Be your maverick self

Dear Ellie,

Happy Second Birthday! I hope you are enjoying life so far. It’s pretty awesome. I mean there’s ice cream and marshmallows. There are trips to the zoo and fantastic new shoes. I know life can get difficult at times. It’s tiring to bring all your toys out at once and frustrating when mom and dad just don’t understand the brilliance of coloring on the floor and/or walls. Let me share this bit of wisdom with you — those issues don’t go away when you get older. They’re just replaced with more “adult sounding” problems. But trust me, most of the time we’re just throwing our own 2-year-old tantrum ourselves. The sad part comes when we’re older and we forget we have the chance, at any moment, to revert back to our joyful, bubbly, playful selves. If I could have one magical wish for you it would be that you always retain the ability you have right now — to find your place of giggles and smiles and creativity regardless of the crap that went down two minutes earlier.

Mavericks.

As you are 2 years old, you are discovering how to get along in the world. Because of this self-directed discovery, you do things which, quite frankly, crack us up. I mean anyone can eat jello with a spoon. It takes vision and skill to eat it with a toothpick. Anyone can do things the easy way. But you’re a maverick. You do things your own way.

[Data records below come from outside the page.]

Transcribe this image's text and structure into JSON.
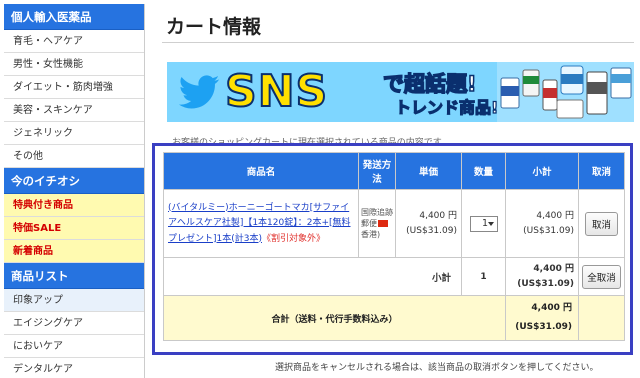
{
  "sidebar": {
    "sections": [
      {
        "header": "個人輸入医薬品",
        "items": [
          {
            "label": "育毛・ヘアケア",
            "style": "normal"
          },
          {
            "label": "男性・女性機能",
            "style": "normal"
          },
          {
            "label": "ダイエット・筋肉増強",
            "style": "normal"
          },
          {
            "label": "美容・スキンケア",
            "style": "normal"
          },
          {
            "label": "ジェネリック",
            "style": "normal"
          },
          {
            "label": "その他",
            "style": "normal"
          }
        ]
      },
      {
        "header": "今のイチオシ",
        "items": [
          {
            "label": "特典付き商品",
            "style": "hl"
          },
          {
            "label": "特価SALE",
            "style": "hl"
          },
          {
            "label": "新着商品",
            "style": "hl"
          }
        ]
      },
      {
        "header": "商品リスト",
        "items": [
          {
            "label": "印象アップ",
            "style": "sel"
          },
          {
            "label": "エイジングケア",
            "style": "normal"
          },
          {
            "label": "においケア",
            "style": "normal"
          },
          {
            "label": "デンタルケア",
            "style": "normal"
          }
        ]
      }
    ]
  },
  "main": {
    "title": "カート情報",
    "banner": {
      "big": "SNS",
      "line1": "で超話題!",
      "line2": "トレンド商品!",
      "bg_color": "#7ed6ff"
    },
    "notice": "お客様のショッピングカートに現在選択されている商品の内容です。",
    "footer_note": "選択商品をキャンセルされる場合は、該当商品の取消ボタンを押してください。"
  },
  "cart": {
    "headers": {
      "product": "商品名",
      "shipping": "発送方法",
      "price": "単価",
      "qty": "数量",
      "subtotal": "小計",
      "cancel": "取消"
    },
    "items": [
      {
        "name": "(バイタルミー)ホーニーゴートマカ[サファイアヘルスケア社製]【1本120錠】：2本+[無料プレゼント]1本(計3本)",
        "note": "《割引対象外》",
        "shipping_a": "国際追跡",
        "shipping_b": "郵便",
        "shipping_c": "香港)",
        "price": "4,400 円",
        "price_usd": "(US$31.09)",
        "qty": "1",
        "subtotal": "4,400 円",
        "subtotal_usd": "(US$31.09)",
        "cancel_label": "取消"
      }
    ],
    "subtotal_row": {
      "label": "小計",
      "qty": "1",
      "amount": "4,400 円",
      "amount_usd": "(US$31.09)",
      "cancel_all_label": "全取消"
    },
    "total_row": {
      "label": "合計（送料・代行手数料込み）",
      "amount": "4,400 円",
      "amount_usd": "(US$31.09)"
    }
  },
  "colors": {
    "accent": "#2673e0",
    "frame": "#3a3fc2",
    "highlight_bg": "#fffab0",
    "total_bg": "#fffacf",
    "link": "#1a3fc8",
    "alert": "#e0302c"
  }
}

As your aunt and godmother I feel it is my job to share what I’ve learned in my years, things your parents may or may not teach you. Like how to judge just how many Oreos you can eat before you get sick and why “Dirty Dancing” is the greatest movie ever made. But if there is one thing I hope I can model for you it’s this: Always be a maverick.

See, being a maverick means listening to what is best for you. Some call it intuition. Other’s listening to that little voice in your head. Still others call it listening to your heart. Or your gut. It all boils down to one thing — doing what feels right for you regardless of what other people, even those who love you most, might say.

This is a lesson it took your Aunt Mo a very long time to learn. And while you need to learn it in your own way, in your time, in order for it to be authentic and true for you, if I can help make that process a bit easier and quicker, I will. Learn from my mistakes and you can avoid things like being suckered into doing other people’s work for them or dating a Yankee fan.

Of course being a maverick will annoy other people. But what they think of you is their problem, not yours. Those who love you will come around eventually, especially when they see your unique and winding path has you pretty darn happy most of the time. I can’t promise you much dear E-Mo, but I can promise this: I will always have your back. So go on with your maverick self. Nothing is going to happen to you that you can’t handle. Not on my watch.